The other region of Lebanon which escapes inclusion in the Syrian-Israeli ac- cord is the Christian belt north of Beirut, which has its own access to the sea and its own relative autonomy. The Christians both need partition and reject it. They ruled the country for so long that they cannot ever fully acknowledge the end of their own dominion. But mastery in a kind of Crusader ghetto may be the best they can now achieve. To get to their capital of Jounieh, you have to cross the appalling central belt of Beirut, where for street after street and block after block everything is scorched and desolate. This was the business and banking quarter — Beirut is one of the few cities where a civil war has been fought in the opulent areas rather than in the suburbs and shanty towns.
When you reach Jounieh, you can see where the banks and the businesses have gone. The place is full of semi-chic and pseudo-French effects, with new building and investment in evidence everywhere. The militia of the Phalange Party are always on view, much better groomed than their Syrian or Palestinian counterparts. The craggy face of Pierre Gemayal, the old Fascist leader who has now ceded power to his two sons, glares from large hoardings like some forgotten patriot of the Fourth Republic. In every palpable way, you have entered another country. Here, sympathy for Israel is widespread, but it's unlikely to take, as it once did, the shape of a formal military alliance. As long as the Christians stay well out of regional politics, the Syrians are inclined to leave them alone. Christian spokesmen say privately that the Americans have told them this is a smart policy.

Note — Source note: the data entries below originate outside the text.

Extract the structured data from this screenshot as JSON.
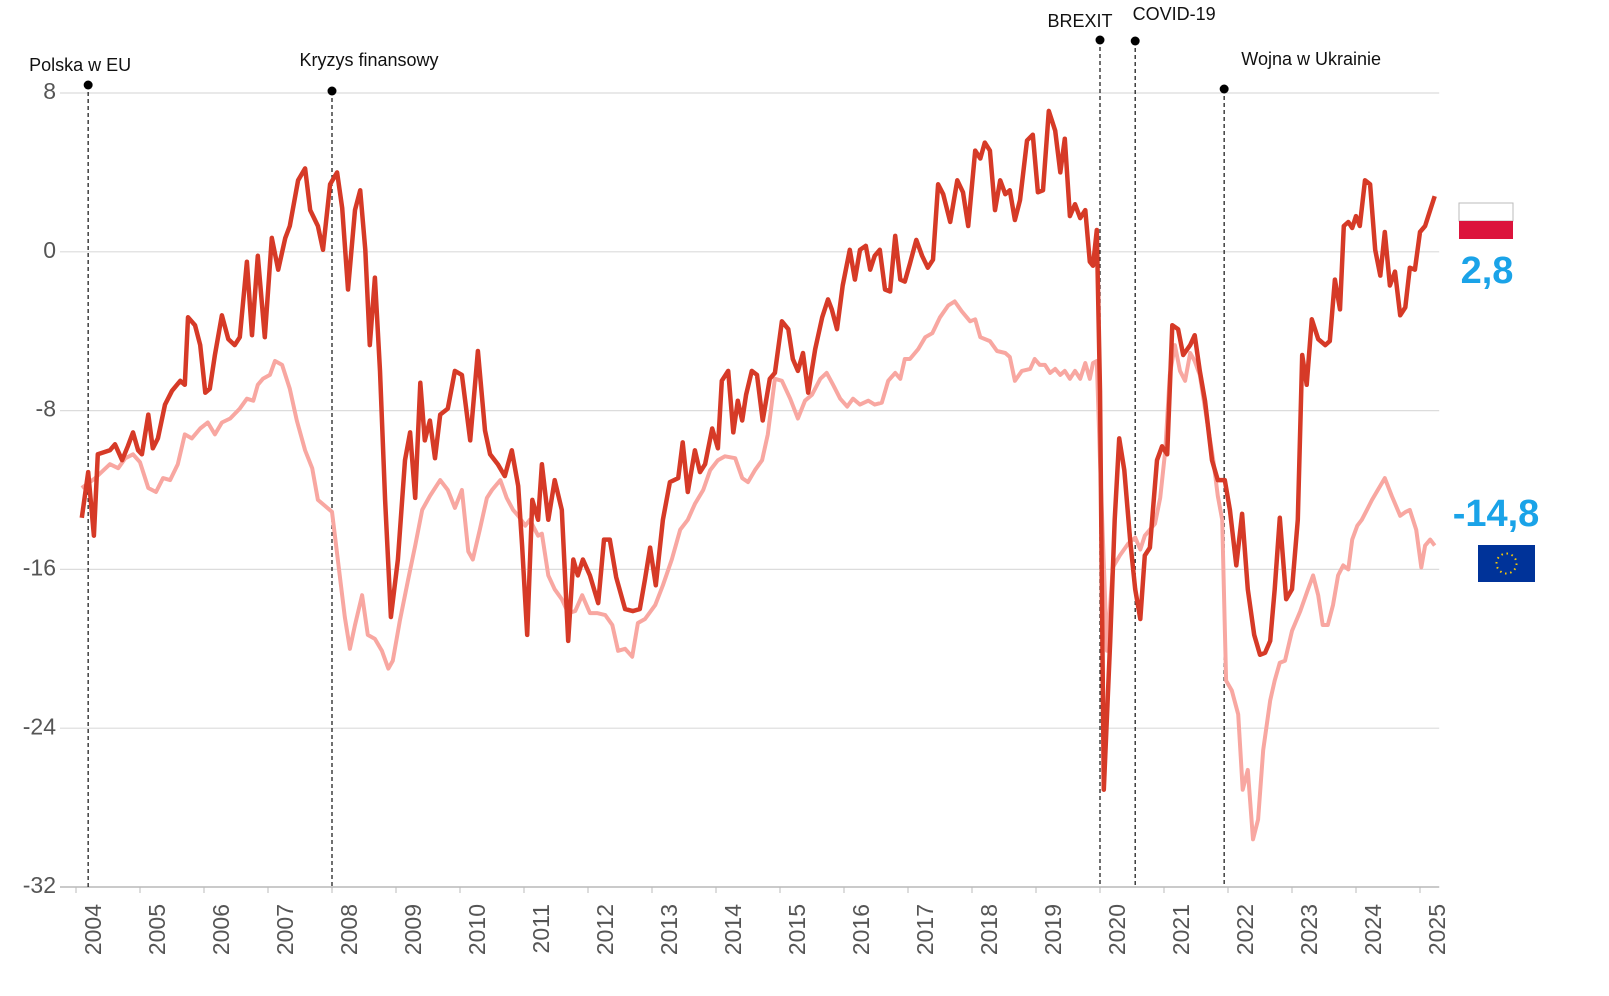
{
  "chart_data": {
    "type": "line",
    "xlim": [
      2004,
      2025.3
    ],
    "ylim": [
      -32,
      8
    ],
    "yticks": [
      8,
      0,
      -8,
      -16,
      -24,
      -32
    ],
    "xticks": [
      2004,
      2005,
      2006,
      2007,
      2008,
      2009,
      2010,
      2011,
      2012,
      2013,
      2014,
      2015,
      2016,
      2017,
      2018,
      2019,
      2020,
      2021,
      2022,
      2023,
      2024,
      2025
    ],
    "grid": true,
    "annotations": [
      {
        "x": 2004.19,
        "label": "Polska w EU"
      },
      {
        "x": 2008.0,
        "label": "Kryzys finansowy"
      },
      {
        "x": 2020.0,
        "label": "BREXIT"
      },
      {
        "x": 2020.55,
        "label": "COVID-19"
      },
      {
        "x": 2021.94,
        "label": "Wojna w Ukrainie"
      }
    ],
    "series": [
      {
        "color": "#d63a27",
        "end_label": "2,8",
        "x": [
          2004.09,
          2004.19,
          2004.28,
          2004.34,
          2004.53,
          2004.61,
          2004.72,
          2004.81,
          2004.89,
          2004.97,
          2005.03,
          2005.13,
          2005.2,
          2005.28,
          2005.39,
          2005.5,
          2005.63,
          2005.7,
          2005.75,
          2005.86,
          2005.94,
          2006.02,
          2006.09,
          2006.17,
          2006.28,
          2006.38,
          2006.48,
          2006.56,
          2006.67,
          2006.75,
          2006.84,
          2006.95,
          2007.06,
          2007.16,
          2007.27,
          2007.34,
          2007.47,
          2007.58,
          2007.66,
          2007.78,
          2007.86,
          2007.97,
          2008.08,
          2008.16,
          2008.25,
          2008.36,
          2008.44,
          2008.52,
          2008.59,
          2008.67,
          2008.75,
          2008.83,
          2008.92,
          2009.03,
          2009.14,
          2009.22,
          2009.3,
          2009.38,
          2009.45,
          2009.53,
          2009.61,
          2009.69,
          2009.81,
          2009.92,
          2010.03,
          2010.16,
          2010.28,
          2010.39,
          2010.47,
          2010.59,
          2010.7,
          2010.81,
          2010.91,
          2010.97,
          2011.05,
          2011.13,
          2011.22,
          2011.28,
          2011.38,
          2011.48,
          2011.59,
          2011.69,
          2011.77,
          2011.84,
          2011.92,
          2012.03,
          2012.16,
          2012.25,
          2012.34,
          2012.44,
          2012.58,
          2012.7,
          2012.81,
          2012.89,
          2012.97,
          2013.06,
          2013.17,
          2013.28,
          2013.41,
          2013.48,
          2013.56,
          2013.67,
          2013.75,
          2013.83,
          2013.94,
          2014.03,
          2014.09,
          2014.19,
          2014.27,
          2014.34,
          2014.41,
          2014.47,
          2014.56,
          2014.64,
          2014.73,
          2014.84,
          2014.92,
          2015.03,
          2015.13,
          2015.2,
          2015.28,
          2015.36,
          2015.44,
          2015.55,
          2015.66,
          2015.75,
          2015.81,
          2015.89,
          2015.98,
          2016.09,
          2016.17,
          2016.25,
          2016.34,
          2016.41,
          2016.48,
          2016.56,
          2016.64,
          2016.72,
          2016.8,
          2016.88,
          2016.95,
          2017.03,
          2017.13,
          2017.22,
          2017.31,
          2017.39,
          2017.47,
          2017.55,
          2017.66,
          2017.77,
          2017.86,
          2017.94,
          2018.05,
          2018.13,
          2018.2,
          2018.28,
          2018.36,
          2018.44,
          2018.52,
          2018.59,
          2018.67,
          2018.75,
          2018.86,
          2018.95,
          2019.03,
          2019.11,
          2019.2,
          2019.3,
          2019.38,
          2019.45,
          2019.53,
          2019.61,
          2019.69,
          2019.77,
          2019.84,
          2019.89,
          2019.95,
          2020.0,
          2020.06,
          2020.16,
          2020.23,
          2020.3,
          2020.38,
          2020.47,
          2020.55,
          2020.63,
          2020.7,
          2020.78,
          2020.89,
          2020.97,
          2021.05,
          2021.13,
          2021.22,
          2021.3,
          2021.41,
          2021.48,
          2021.56,
          2021.64,
          2021.75,
          2021.84,
          2021.95,
          2022.03,
          2022.13,
          2022.22,
          2022.31,
          2022.41,
          2022.5,
          2022.58,
          2022.66,
          2022.73,
          2022.81,
          2022.91,
          2023.0,
          2023.09,
          2023.16,
          2023.23,
          2023.31,
          2023.41,
          2023.52,
          2023.59,
          2023.67,
          2023.75,
          2023.81,
          2023.88,
          2023.94,
          2024.0,
          2024.06,
          2024.14,
          2024.22,
          2024.3,
          2024.38,
          2024.45,
          2024.53,
          2024.61,
          2024.69,
          2024.77,
          2024.84,
          2024.92,
          2025.0,
          2025.08,
          2025.16,
          2025.23
        ],
        "values": [
          -13.4,
          -11.1,
          -14.3,
          -10.2,
          -10.0,
          -9.7,
          -10.5,
          -9.8,
          -9.1,
          -10.0,
          -10.2,
          -8.2,
          -9.9,
          -9.4,
          -7.7,
          -7.0,
          -6.5,
          -6.7,
          -3.3,
          -3.7,
          -4.7,
          -7.1,
          -6.9,
          -5.2,
          -3.2,
          -4.4,
          -4.7,
          -4.3,
          -0.5,
          -4.2,
          -0.2,
          -4.3,
          0.7,
          -0.9,
          0.7,
          1.3,
          3.6,
          4.2,
          2.1,
          1.3,
          0.1,
          3.4,
          4.0,
          2.2,
          -1.9,
          2.1,
          3.1,
          0.1,
          -4.7,
          -1.3,
          -6.0,
          -12.5,
          -18.4,
          -15.5,
          -10.5,
          -9.1,
          -12.4,
          -6.6,
          -9.5,
          -8.5,
          -10.4,
          -8.2,
          -7.9,
          -6.0,
          -6.2,
          -9.5,
          -5.0,
          -9.0,
          -10.2,
          -10.7,
          -11.3,
          -10.0,
          -11.8,
          -14.8,
          -19.3,
          -12.5,
          -13.5,
          -10.7,
          -13.5,
          -11.5,
          -13.0,
          -19.6,
          -15.5,
          -16.3,
          -15.5,
          -16.3,
          -17.7,
          -14.5,
          -14.5,
          -16.4,
          -18.0,
          -18.1,
          -18.0,
          -16.5,
          -14.9,
          -16.8,
          -13.5,
          -11.6,
          -11.4,
          -9.6,
          -12.1,
          -10.0,
          -11.1,
          -10.7,
          -8.9,
          -9.9,
          -6.5,
          -6.0,
          -9.1,
          -7.5,
          -8.5,
          -7.2,
          -6.0,
          -6.2,
          -8.5,
          -6.4,
          -6.1,
          -3.5,
          -3.9,
          -5.4,
          -6.0,
          -5.1,
          -7.1,
          -4.9,
          -3.3,
          -2.4,
          -2.9,
          -3.9,
          -1.7,
          0.1,
          -1.4,
          0.1,
          0.3,
          -0.9,
          -0.2,
          0.1,
          -1.9,
          -2.0,
          0.8,
          -1.4,
          -1.5,
          -0.6,
          0.6,
          -0.2,
          -0.8,
          -0.4,
          3.4,
          2.9,
          1.5,
          3.6,
          3.0,
          1.3,
          5.1,
          4.7,
          5.5,
          5.1,
          2.1,
          3.6,
          2.9,
          3.1,
          1.6,
          2.6,
          5.6,
          5.9,
          3.0,
          3.1,
          7.1,
          6.1,
          4.0,
          5.7,
          1.8,
          2.4,
          1.7,
          2.1,
          -0.5,
          -0.7,
          1.1,
          -7.0,
          -27.1,
          -19.6,
          -13.5,
          -9.4,
          -11.0,
          -14.5,
          -17.0,
          -18.5,
          -15.3,
          -14.9,
          -10.5,
          -9.8,
          -10.2,
          -3.7,
          -3.9,
          -5.2,
          -4.7,
          -4.2,
          -6.0,
          -7.5,
          -10.5,
          -11.5,
          -11.5,
          -13.0,
          -15.8,
          -13.2,
          -17.0,
          -19.3,
          -20.3,
          -20.2,
          -19.6,
          -17.0,
          -13.4,
          -17.5,
          -17.0,
          -13.5,
          -5.2,
          -6.7,
          -3.4,
          -4.4,
          -4.7,
          -4.5,
          -1.4,
          -2.9,
          1.3,
          1.5,
          1.2,
          1.8,
          1.3,
          3.6,
          3.4,
          0.1,
          -1.2,
          1.0,
          -1.7,
          -1.0,
          -3.2,
          -2.8,
          -0.8,
          -0.9,
          1.0,
          1.3,
          2.1,
          2.8
        ]
      },
      {
        "color": "#f8a7a1",
        "end_label": "-14,8",
        "x": [
          2004.09,
          2004.3,
          2004.53,
          2004.66,
          2004.77,
          2004.89,
          2005.0,
          2005.13,
          2005.25,
          2005.36,
          2005.47,
          2005.59,
          2005.7,
          2005.81,
          2005.94,
          2006.06,
          2006.17,
          2006.28,
          2006.41,
          2006.56,
          2006.67,
          2006.77,
          2006.84,
          2006.92,
          2007.03,
          2007.11,
          2007.22,
          2007.34,
          2007.45,
          2007.58,
          2007.69,
          2007.78,
          2007.89,
          2008.0,
          2008.09,
          2008.2,
          2008.28,
          2008.36,
          2008.47,
          2008.56,
          2008.67,
          2008.78,
          2008.88,
          2008.95,
          2009.06,
          2009.19,
          2009.3,
          2009.41,
          2009.53,
          2009.69,
          2009.81,
          2009.92,
          2010.03,
          2010.13,
          2010.2,
          2010.31,
          2010.42,
          2010.5,
          2010.63,
          2010.73,
          2010.83,
          2010.91,
          2011.02,
          2011.09,
          2011.22,
          2011.28,
          2011.38,
          2011.48,
          2011.59,
          2011.69,
          2011.8,
          2011.91,
          2012.03,
          2012.14,
          2012.27,
          2012.38,
          2012.47,
          2012.58,
          2012.69,
          2012.78,
          2012.89,
          2013.05,
          2013.17,
          2013.31,
          2013.44,
          2013.56,
          2013.67,
          2013.8,
          2013.91,
          2014.03,
          2014.14,
          2014.3,
          2014.41,
          2014.5,
          2014.61,
          2014.72,
          2014.81,
          2014.92,
          2015.03,
          2015.16,
          2015.28,
          2015.39,
          2015.5,
          2015.63,
          2015.73,
          2015.83,
          2015.94,
          2016.05,
          2016.14,
          2016.25,
          2016.38,
          2016.48,
          2016.59,
          2016.69,
          2016.8,
          2016.88,
          2016.95,
          2017.03,
          2017.16,
          2017.27,
          2017.38,
          2017.5,
          2017.63,
          2017.73,
          2017.84,
          2017.97,
          2018.05,
          2018.13,
          2018.28,
          2018.39,
          2018.52,
          2018.59,
          2018.67,
          2018.78,
          2018.91,
          2018.98,
          2019.06,
          2019.14,
          2019.22,
          2019.3,
          2019.38,
          2019.45,
          2019.53,
          2019.61,
          2019.69,
          2019.77,
          2019.84,
          2019.89,
          2019.95,
          2020.0,
          2020.11,
          2020.2,
          2020.31,
          2020.44,
          2020.55,
          2020.63,
          2020.7,
          2020.78,
          2020.86,
          2020.94,
          2021.02,
          2021.09,
          2021.17,
          2021.25,
          2021.33,
          2021.41,
          2021.48,
          2021.56,
          2021.67,
          2021.77,
          2021.84,
          2021.91,
          2021.97,
          2022.06,
          2022.16,
          2022.23,
          2022.31,
          2022.39,
          2022.47,
          2022.55,
          2022.66,
          2022.73,
          2022.81,
          2022.89,
          2023.0,
          2023.13,
          2023.25,
          2023.33,
          2023.41,
          2023.48,
          2023.56,
          2023.64,
          2023.72,
          2023.8,
          2023.88,
          2023.94,
          2024.02,
          2024.09,
          2024.17,
          2024.25,
          2024.34,
          2024.45,
          2024.56,
          2024.69,
          2024.78,
          2024.84,
          2024.94,
          2025.02,
          2025.08,
          2025.16,
          2025.23
        ],
        "values": [
          -11.9,
          -11.4,
          -10.7,
          -10.9,
          -10.4,
          -10.2,
          -10.6,
          -11.9,
          -12.1,
          -11.4,
          -11.5,
          -10.7,
          -9.2,
          -9.4,
          -8.9,
          -8.6,
          -9.2,
          -8.6,
          -8.4,
          -7.9,
          -7.4,
          -7.5,
          -6.7,
          -6.4,
          -6.2,
          -5.5,
          -5.7,
          -6.9,
          -8.5,
          -10.0,
          -10.9,
          -12.5,
          -12.8,
          -13.1,
          -15.5,
          -18.4,
          -20.0,
          -18.8,
          -17.3,
          -19.3,
          -19.5,
          -20.1,
          -21.0,
          -20.6,
          -18.6,
          -16.5,
          -14.8,
          -13.0,
          -12.3,
          -11.5,
          -12.0,
          -12.9,
          -12.0,
          -15.1,
          -15.5,
          -14.0,
          -12.4,
          -12.0,
          -11.5,
          -12.4,
          -13.0,
          -13.3,
          -13.8,
          -13.5,
          -14.3,
          -14.2,
          -16.3,
          -17.0,
          -17.5,
          -18.2,
          -18.1,
          -17.3,
          -18.2,
          -18.2,
          -18.3,
          -18.8,
          -20.1,
          -20.0,
          -20.4,
          -18.7,
          -18.5,
          -17.8,
          -16.8,
          -15.5,
          -14.0,
          -13.5,
          -12.7,
          -12.0,
          -11.0,
          -10.5,
          -10.3,
          -10.4,
          -11.4,
          -11.6,
          -11.0,
          -10.5,
          -9.2,
          -6.4,
          -6.5,
          -7.4,
          -8.4,
          -7.5,
          -7.2,
          -6.4,
          -6.1,
          -6.7,
          -7.4,
          -7.8,
          -7.4,
          -7.7,
          -7.5,
          -7.7,
          -7.6,
          -6.5,
          -6.1,
          -6.4,
          -5.4,
          -5.4,
          -4.9,
          -4.3,
          -4.1,
          -3.3,
          -2.7,
          -2.5,
          -3.0,
          -3.5,
          -3.4,
          -4.3,
          -4.5,
          -5.0,
          -5.1,
          -5.3,
          -6.5,
          -6.0,
          -5.9,
          -5.4,
          -5.7,
          -5.7,
          -6.1,
          -5.9,
          -6.2,
          -6.0,
          -6.4,
          -6.0,
          -6.4,
          -5.6,
          -6.4,
          -5.6,
          -5.5,
          -10.5,
          -20.1,
          -15.9,
          -15.3,
          -14.7,
          -14.4,
          -15.0,
          -14.3,
          -14.0,
          -13.7,
          -12.4,
          -10.0,
          -6.2,
          -4.7,
          -6.0,
          -6.5,
          -5.1,
          -5.5,
          -6.2,
          -8.5,
          -10.5,
          -12.3,
          -13.5,
          -21.6,
          -22.1,
          -23.3,
          -27.1,
          -26.1,
          -29.6,
          -28.6,
          -25.1,
          -22.6,
          -21.6,
          -20.7,
          -20.6,
          -19.1,
          -18.1,
          -17.0,
          -16.3,
          -17.3,
          -18.8,
          -18.8,
          -17.8,
          -16.3,
          -15.8,
          -16.0,
          -14.5,
          -13.8,
          -13.5,
          -13.0,
          -12.5,
          -12.0,
          -11.4,
          -12.3,
          -13.3,
          -13.1,
          -13.0,
          -14.0,
          -15.9,
          -14.8,
          -14.5,
          -14.8
        ]
      }
    ]
  }
}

So Lebanon will continue to exist on the map, and Beirut will continue to be a place d'annes for every quarrel in the region. But gradually greater Syria is living up to its dream of recovering lost territory, and greater Israel is asserting its sovereignty too. In between are the Palestinians, now loved by almost nobody. I would very much like to know who shot Ambassador Argov. Usually, these things turn out to have been done by the Al Fatah renegade Abu Nidal, who used to operate from Baghdad in his campaign against the 'sell-out' leadership of Yasser Arafat. He has now moved his headquarters to Damascus in the course of the byzantine feud between the two capitals. You can start to believe anything after a week or two in Beirut, so I will say no more except that I hope Mr Argov will recover and will consider himself properly avenged.